Eine Ideallösung habe auch ich nicht, leider. Man könnte theoretisch eine zweite Brücke bauen – und das Ganze als Kreis verbinden. Das kostet allerdings viel zu viel Geld. Mein Wunsch wäre daher: ein Kreisverkehr.
„Glaube nicht, dass uns irgendeine Stadt abgehängt hat“

Ebenfalls diskutiert die Bevölkerung immer wieder folgende Frage: Hat Waldkirchen den Anschluss an Freyung verloren?
Nein. Ich wurde kürzlich gefragt, was Freyung im Gegensatz zu Waldkirchen hat – und meine Antwort war: ‚Ein Kino und ein Schnellrestaurant‘ (lacht). Alleine, wenn man unsere touristischen Einrichtungen wie Erlebnisbad, Eishalle, Kletterpark, Stadtpark, Bewegungsparcours oder Golfplatz aufzählt, dürfte diese Frage beantwortet sein: Ich glaube nicht, dass uns irgendeine Stadt in der Umgebung abgehängt hat.
Anders gefragt: Ist Waldkirchen weit vor Grafenau?
Ich will und werde keine Statements zu anderen Kommunen abgeben, aber kurz zusammengefasst: In Waldkirchen läuft es sehr gut und als Waldkirchner Bürgermeister sage ich natürlich: Wir sind die schönste und beste Stadt (lacht herzlich).
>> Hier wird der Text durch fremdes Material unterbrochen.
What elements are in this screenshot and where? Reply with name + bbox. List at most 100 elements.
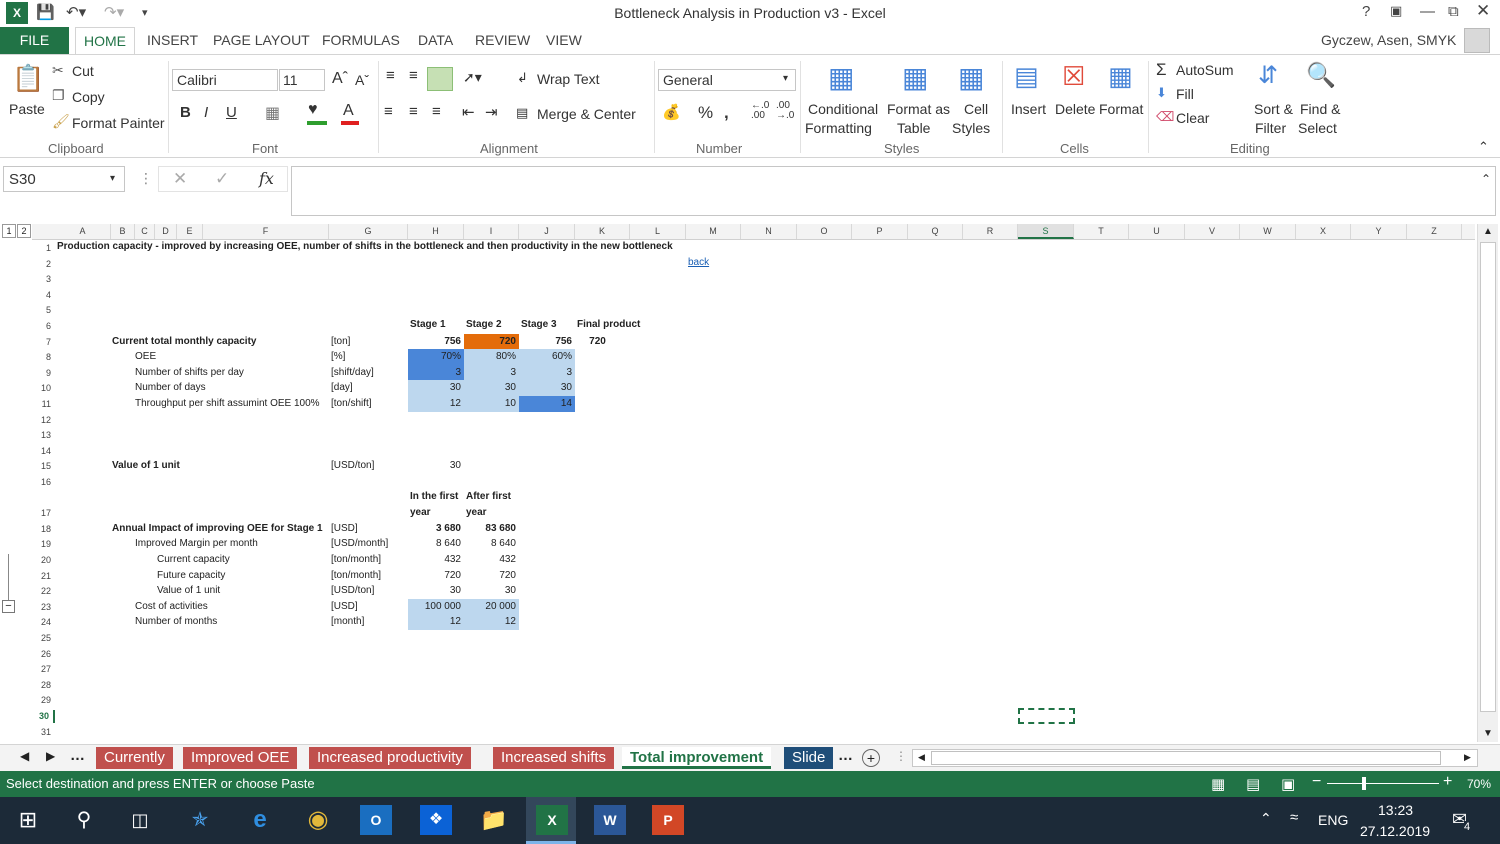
cell-styles-label-1[interactable]: Cell [964, 101, 988, 117]
cell-i21[interactable]: 720 [464, 569, 516, 583]
cell-i18[interactable]: 83 680 [464, 522, 516, 536]
orientation-icon[interactable]: ➚▾ [463, 69, 482, 86]
word-icon[interactable]: W [594, 805, 626, 835]
fill-icon[interactable]: ⬇ [1156, 85, 1167, 101]
task-view-icon[interactable]: ◫ [124, 805, 156, 835]
font-size-select[interactable]: 11 [279, 69, 325, 91]
wrap-text-button[interactable]: Wrap Text [537, 71, 600, 87]
row-label-11[interactable]: Throughput per shift assumint OEE 100% [135, 397, 320, 411]
page-layout-view-icon[interactable]: ▤ [1246, 775, 1260, 793]
search-icon[interactable]: ⚲ [68, 805, 100, 835]
underline-icon[interactable]: U [226, 104, 237, 121]
ribbon-display-icon[interactable]: ▣ [1390, 3, 1402, 19]
column-header-j[interactable]: J [519, 224, 575, 239]
row-unit-24[interactable]: [month] [331, 615, 364, 629]
column-header-p[interactable]: P [852, 224, 908, 239]
collapse-ribbon-icon[interactable]: ⌃ [1478, 139, 1489, 155]
row-label-10[interactable]: Number of days [135, 381, 206, 395]
header-final-product[interactable]: Final product [577, 318, 640, 332]
cell-h11[interactable]: 12 [408, 397, 461, 411]
row-header-7[interactable]: 7 [30, 336, 55, 349]
font-color-icon[interactable]: A [343, 102, 354, 120]
tab-sheet-increased-productivity[interactable]: Increased productivity [309, 747, 471, 769]
minimize-icon[interactable]: — [1420, 3, 1435, 20]
font-name-select[interactable]: Calibri [172, 69, 278, 91]
row-unit-15[interactable]: [USD/ton] [331, 459, 374, 473]
comma-style-icon[interactable]: , [724, 103, 729, 123]
zoom-out-icon[interactable]: − [1312, 773, 1321, 791]
cell-h20[interactable]: 432 [408, 553, 461, 567]
new-sheet-icon[interactable]: + [862, 749, 880, 767]
cell-h9[interactable]: 3 [408, 366, 461, 380]
format-cells-button[interactable]: Format [1099, 101, 1143, 117]
horizontal-scrollbar[interactable]: ◀ ▶ [912, 749, 1478, 767]
row-header-19[interactable]: 19 [30, 538, 55, 551]
safari-icon[interactable]: ✯ [184, 805, 216, 835]
merge-center-button[interactable]: Merge & Center [537, 106, 636, 122]
column-header-h[interactable]: H [408, 224, 464, 239]
header-after-first-1[interactable]: After first [466, 490, 511, 504]
column-header-a[interactable]: A [55, 224, 111, 239]
format-as-table-icon[interactable]: ▦ [902, 61, 928, 94]
cell-h22[interactable]: 30 [408, 584, 461, 598]
row-label-23[interactable]: Cost of activities [135, 600, 208, 614]
more-tabs-right-icon[interactable]: … [838, 747, 853, 764]
row-header-23[interactable]: 23 [30, 601, 55, 614]
fill-button[interactable]: Fill [1176, 86, 1194, 102]
row-unit-23[interactable]: [USD] [331, 600, 358, 614]
align-middle-icon[interactable]: ≡ [409, 67, 418, 84]
row-label-8[interactable]: OEE [135, 350, 156, 364]
name-box[interactable]: S30 ▾ [3, 166, 125, 192]
delete-cells-icon[interactable]: ☒ [1062, 61, 1085, 92]
column-header-u[interactable]: U [1129, 224, 1185, 239]
format-as-table-label-2[interactable]: Table [897, 120, 930, 136]
header-stage-2[interactable]: Stage 2 [466, 318, 502, 332]
formula-input[interactable] [291, 166, 1496, 216]
clock-time[interactable]: 13:23 [1378, 802, 1413, 818]
row-unit-22[interactable]: [USD/ton] [331, 584, 374, 598]
tab-sheet-currently[interactable]: Currently [96, 747, 173, 769]
outlook-icon[interactable]: O [360, 805, 392, 835]
decrease-indent-icon[interactable]: ⇤ [462, 103, 475, 121]
cell-i19[interactable]: 8 640 [464, 537, 516, 551]
row-header-4[interactable]: 4 [30, 289, 55, 302]
header-after-first-2[interactable]: year [466, 506, 487, 520]
align-center-icon[interactable]: ≡ [409, 103, 418, 120]
format-painter-icon[interactable]: 🖌 [52, 113, 70, 130]
scroll-tabs-right-icon[interactable]: ▶ [46, 749, 55, 763]
insert-cells-icon[interactable]: ▤ [1014, 61, 1039, 92]
cell-a1[interactable]: Production capacity - improved by increa… [57, 240, 673, 254]
row-label-9[interactable]: Number of shifts per day [135, 366, 244, 380]
scroll-left-icon[interactable]: ◀ [918, 752, 925, 763]
autosum-icon[interactable]: Σ [1156, 60, 1167, 80]
cell-i9[interactable]: 3 [464, 366, 516, 380]
cell-j10[interactable]: 30 [519, 381, 572, 395]
zoom-slider-track[interactable] [1327, 783, 1439, 784]
column-header-v[interactable]: V [1185, 224, 1240, 239]
zoom-level[interactable]: 70% [1467, 777, 1491, 791]
format-painter-button[interactable]: Format Painter [72, 115, 165, 131]
scroll-down-icon[interactable]: ▼ [1483, 728, 1493, 739]
row-header-3[interactable]: 3 [30, 273, 55, 286]
sort-filter-label-2[interactable]: Filter [1255, 120, 1286, 136]
column-header-y[interactable]: Y [1351, 224, 1407, 239]
cell-h8[interactable]: 70% [408, 350, 461, 364]
tab-sheet-increased-shifts[interactable]: Increased shifts [493, 747, 615, 769]
cell-i11[interactable]: 10 [464, 397, 516, 411]
tab-sheet-total-improvement[interactable]: Total improvement [622, 747, 772, 769]
sort-filter-label-1[interactable]: Sort & [1254, 101, 1293, 117]
dropbox-icon[interactable]: ❖ [420, 805, 452, 835]
column-header-r[interactable]: R [963, 224, 1018, 239]
tab-file[interactable]: FILE [0, 27, 69, 54]
tab-sheet-slide[interactable]: Slide [784, 747, 834, 769]
row-header-31[interactable]: 31 [30, 726, 55, 739]
row-header-16[interactable]: 16 [30, 476, 55, 489]
show-hidden-icons-icon[interactable]: ⌃ [1260, 810, 1272, 827]
header-first-year-1[interactable]: In the first [410, 490, 458, 504]
wifi-icon[interactable]: ≈ [1290, 809, 1298, 826]
column-header-d[interactable]: D [155, 224, 177, 239]
row-label-21[interactable]: Future capacity [157, 569, 225, 583]
worksheet-grid[interactable]: 1 2 ABCDEFGHIJKLMNOPQRSTUVWXYZ 123456789… [0, 222, 1500, 744]
row-header-22[interactable]: 22 [30, 585, 55, 598]
percent-icon[interactable]: % [698, 103, 713, 123]
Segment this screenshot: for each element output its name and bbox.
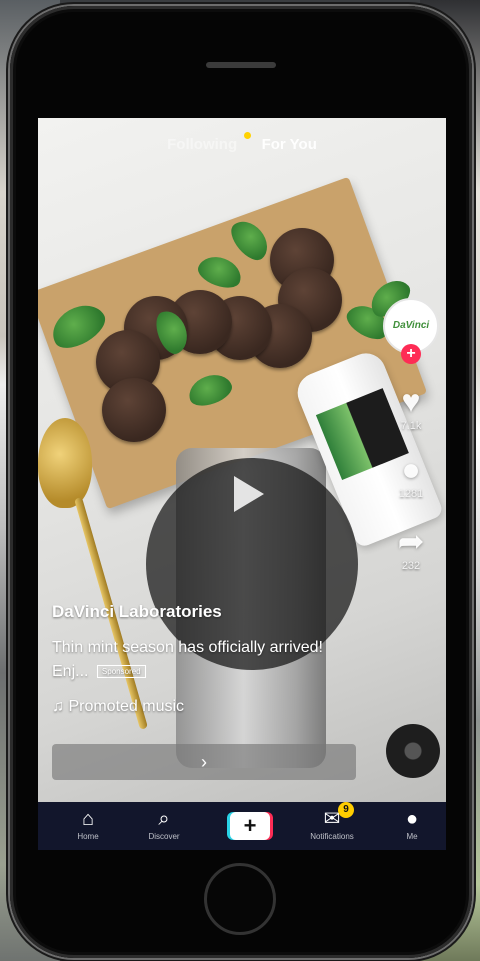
creator-avatar-text: DaVinci: [392, 320, 430, 331]
play-icon: [234, 476, 264, 512]
gold-spoon: [38, 418, 92, 508]
follow-plus-icon[interactable]: +: [401, 344, 421, 364]
creator-avatar[interactable]: DaVinci +: [383, 298, 439, 364]
tab-for-you[interactable]: For You: [252, 136, 327, 153]
comment-bubble-icon: ●: [401, 451, 421, 487]
feed-tabs: Following For You: [38, 132, 446, 154]
sponsored-tag: Sponsored: [96, 665, 146, 679]
live-indicator-dot: [244, 132, 252, 139]
nav-discover-label: Discover: [148, 832, 180, 841]
search-icon: ⌕: [158, 808, 170, 830]
tab-following-label: Following: [167, 136, 238, 153]
post-username[interactable]: DaVinci Laboratories: [52, 602, 342, 622]
nav-home[interactable]: ⌂ Home: [58, 808, 118, 841]
bottom-nav: ⌂ Home ⌕ Discover + ✉ 9 Notifications ● …: [38, 802, 446, 850]
nav-me[interactable]: ● Me: [382, 808, 442, 841]
notification-badge: 9: [338, 802, 354, 818]
tab-following[interactable]: Following: [157, 132, 252, 153]
nav-inbox[interactable]: ✉ 9 Notifications: [302, 802, 362, 841]
music-disc-icon[interactable]: [386, 724, 440, 778]
heart-icon: ♥: [401, 383, 421, 419]
comment-button[interactable]: ● 1281: [382, 452, 440, 500]
create-button[interactable]: +: [230, 812, 270, 840]
like-button[interactable]: ♥ 7.1k: [382, 384, 440, 432]
comment-count: 1281: [398, 488, 424, 500]
share-arrow-icon: ➦: [397, 523, 425, 559]
post-description: Thin mint season has officially arrived!…: [52, 636, 342, 684]
music-label[interactable]: ♫ Promoted music: [52, 698, 342, 716]
nav-me-label: Me: [406, 832, 418, 841]
earpiece-speaker: [206, 62, 276, 68]
phone-frame: Following For You DaVinci + ♥ 7.1k ● 128…: [10, 6, 472, 958]
share-button[interactable]: ➦ 232: [382, 524, 440, 572]
nav-home-label: Home: [77, 832, 99, 841]
cookie: [102, 378, 166, 442]
nav-inbox-label: Notifications: [310, 832, 354, 841]
phone-home-button[interactable]: [204, 863, 276, 935]
cta-button[interactable]: ›: [52, 744, 356, 780]
post-caption: DaVinci Laboratories Thin mint season ha…: [52, 602, 342, 716]
nav-discover[interactable]: ⌕ Discover: [134, 808, 194, 841]
like-count: 7.1k: [400, 420, 422, 432]
post-description-text: Thin mint season has officially arrived!…: [52, 639, 323, 680]
app-screen: Following For You DaVinci + ♥ 7.1k ● 128…: [38, 118, 446, 850]
profile-icon: ●: [405, 808, 419, 830]
action-rail: DaVinci + ♥ 7.1k ● 1281 ➦ 232: [382, 298, 440, 572]
share-count: 232: [401, 560, 421, 572]
home-icon: ⌂: [81, 808, 95, 830]
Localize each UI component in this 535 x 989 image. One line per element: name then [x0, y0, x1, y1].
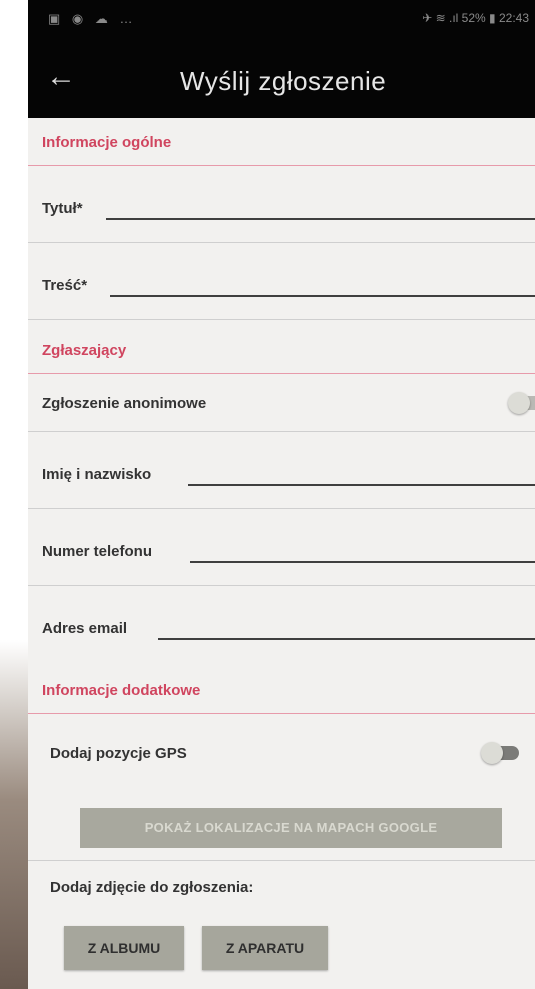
name-label: Imię i nazwisko [42, 466, 152, 483]
divider [28, 860, 535, 861]
section-title: Zgłaszający [42, 342, 127, 359]
email-field-row[interactable]: Adres email [28, 586, 535, 662]
section-divider [28, 713, 535, 714]
section-title: Informacje ogólne [42, 134, 172, 151]
page-title: Wyślij zgłoszenie [180, 66, 387, 96]
phone-input[interactable] [190, 561, 535, 563]
email-input[interactable] [158, 638, 535, 640]
gps-label: Dodaj pozycje GPS [50, 745, 187, 762]
phone-label: Numer telefonu [42, 543, 153, 560]
name-input[interactable] [188, 484, 535, 486]
anonymous-switch[interactable] [508, 392, 535, 414]
app-toolbar: ← Wyślij zgłoszenie [28, 40, 535, 118]
from-album-button[interactable]: Z ALBUMU [64, 926, 184, 970]
add-photo-label: Dodaj zdjęcie do zgłoszenia: [50, 879, 254, 896]
email-label: Adres email [42, 620, 128, 637]
section-divider [28, 373, 535, 374]
anonymous-label: Zgłoszenie anonimowe [42, 395, 207, 412]
status-icons-left: ▣ ◉ ☁ … [48, 11, 137, 26]
phone-field-row[interactable]: Numer telefonu [28, 509, 535, 586]
status-bar: ▣ ◉ ☁ … ✈ ≋ .ıl 52% ▮ 22:43 [28, 0, 535, 40]
content-field-row[interactable]: Treść* [28, 243, 535, 320]
title-label: Tytuł* [42, 200, 83, 217]
phone-screen: ▣ ◉ ☁ … ✈ ≋ .ıl 52% ▮ 22:43 ← Wyślij zgł… [28, 0, 535, 989]
switch-knob [481, 742, 503, 764]
status-icons-right: ✈ ≋ .ıl 52% ▮ 22:43 [422, 11, 529, 25]
anonymous-toggle-row[interactable]: Zgłoszenie anonimowe [28, 375, 535, 432]
background-edge [0, 0, 28, 989]
content-label: Treść* [42, 277, 88, 294]
show-on-google-maps-button[interactable]: POKAŻ LOKALIZACJE NA MAPACH GOOGLE [80, 808, 502, 848]
switch-knob [508, 392, 530, 414]
title-field-row[interactable]: Tytuł* [28, 166, 535, 243]
content-input[interactable] [110, 295, 535, 297]
back-arrow-icon[interactable]: ← [46, 62, 76, 92]
gps-toggle-row[interactable]: Dodaj pozycje GPS [28, 715, 535, 785]
gps-switch[interactable] [481, 742, 519, 764]
section-title: Informacje dodatkowe [42, 682, 201, 699]
title-input[interactable] [106, 218, 535, 220]
name-field-row[interactable]: Imię i nazwisko [28, 432, 535, 509]
section-header-reporter: Zgłaszający [28, 326, 535, 374]
section-header-additional: Informacje dodatkowe [28, 666, 535, 714]
from-camera-button[interactable]: Z APARATU [202, 926, 328, 970]
section-header-general: Informacje ogólne [28, 118, 535, 166]
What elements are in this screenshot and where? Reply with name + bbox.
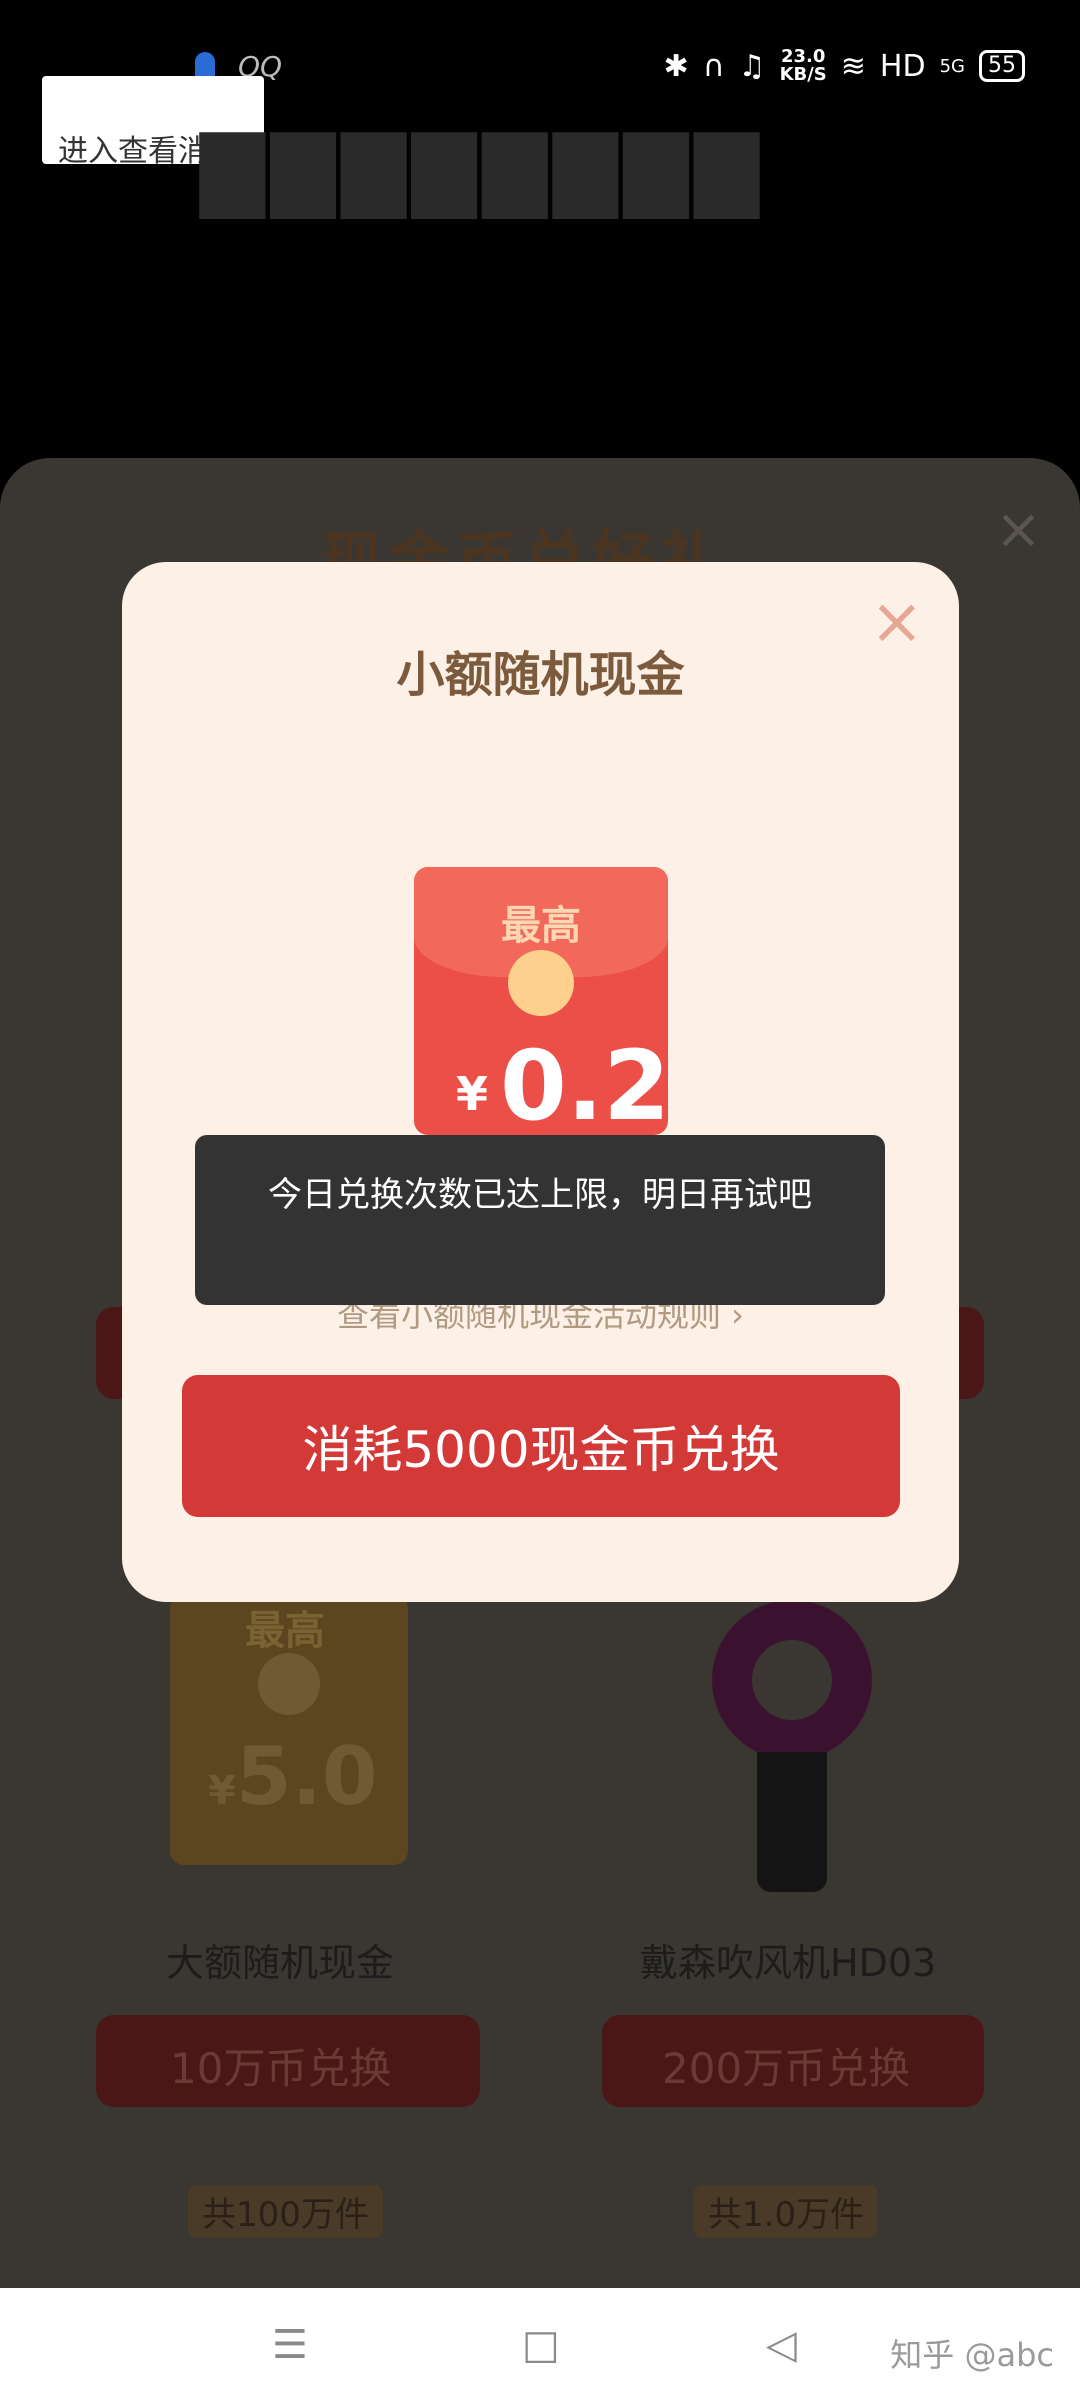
bluetooth-icon: ✱ xyxy=(663,48,689,84)
gold-envelope-top-label: 最高 xyxy=(245,1608,325,1654)
hair-dryer-image xyxy=(712,1600,872,1760)
red-envelope-currency: ¥ xyxy=(456,1067,489,1121)
panel-close-icon[interactable]: × xyxy=(995,497,1042,562)
item-name-large-cash: 大额随机现金 xyxy=(166,1941,395,1985)
modal-close-icon[interactable]: × xyxy=(870,590,924,654)
stock-badge-dryer: 共1.0万件 xyxy=(694,2185,879,2238)
hd-label: HD xyxy=(879,48,926,84)
gold-envelope-currency: ¥ xyxy=(208,1768,236,1814)
home-icon[interactable]: □ xyxy=(522,2322,560,2368)
hair-dryer-handle xyxy=(757,1752,827,1892)
wifi-icon: ≋ xyxy=(840,48,866,84)
red-envelope-coin xyxy=(508,950,574,1016)
watermark: 知乎 @abc xyxy=(890,2336,1054,2374)
menu-icon[interactable]: ☰ xyxy=(272,2322,308,2368)
gold-envelope-coin xyxy=(258,1653,320,1715)
red-envelope-top-label: 最高 xyxy=(501,903,581,949)
stock-badge-large-cash: 共100万件 xyxy=(188,2185,383,2238)
status-right-group: ✱ ∩ ♫ 23.0 KB/S ≋ HD 5G 55 xyxy=(664,48,1025,84)
exchange-button-large-cash-label: 10万币兑换 xyxy=(170,2044,392,2093)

Man hört raus: Sie setzen auf Kooperation.
Ja, das ist mit Sicherheit so. Wenn ich da unseren früheren Landrat zitieren darf: ‚Mia mias ma zamhoidn!‘ (lacht). Wir sind nach wie vor Grenzgebiet, ein paar Kilometer weiter in Tschechien gibt es billigere Arbeitskräfte und Rahmenbedingungen. Halten wir im Landkreis nicht zusammen, sind wir verloren. Der einzige Unterschied der drei Stadt-Bürgermeister im Landkreis ist, dass ich nicht bei der CSU bin – ansonsten verstehen wir uns gut.
Nach CSU und FDP: „Ich bin ohne Parteibuch“

Was glauben Sie: Ist es ein Nachteil, dass Sie kein CSU-Bürgermeister sind?
Nein, im Gegenteil. Ich kann meine freie Meinung überall äußern – ohne mit jemanden Rücksprache halten zu müssen.
Stichwort Krankenhaus: Wie wichtig ist diese Einrichtung für Waldkirchen?
Sehr wichtig – nicht nur für Waldkirchen, sondern auch für die umliegenden Gemeinden, deren ärztliche Versorgung so gesichert ist. Nicht nur für die Gesundheitsvorsorge ist das Krankenhaus von Bedeutung, auch als Arbeitgeber spielt es eine übergeordnete Rolle.
Sie waren früher bei der CSU und bei der FDP engagiert. Warum dann jetzt der Wechsel zu den Freien Wählern?
Bis Oktober 2013 war ich FDP-Kreisvorsitzender in Deggendorf, vorher JU-Orts- und stellvertretender Kreisvorsitzender. Und nun bin ich weder bei den Freien Wählern noch bei der UCW Mitglied – ich bin ohne Parteibuch.
In welche politische Richtung gehen dann ihre Vorstellungen am ehesten?
Von den großen Parteien bin ich generell enttäuscht. In der Vergangenheit hatten sie viele Dinge vorgegeben, die das Parteivolk vor Ort umsetzen musste – und dann auch den Zorn der Bevölkerung zu spüren bekommen hat. Es hat einige Inhalte sowohl bei der CSU als auch bei der FDP gegeben, die ich nicht vertreten konnte. Eigentlich gibt es keine Partei, die mit meiner Einstellung hundertprozentig übereinstimmt.
Vielen Dank für das Gespräch – und ein gutes Händchen für die Zukunft Waldkirchens.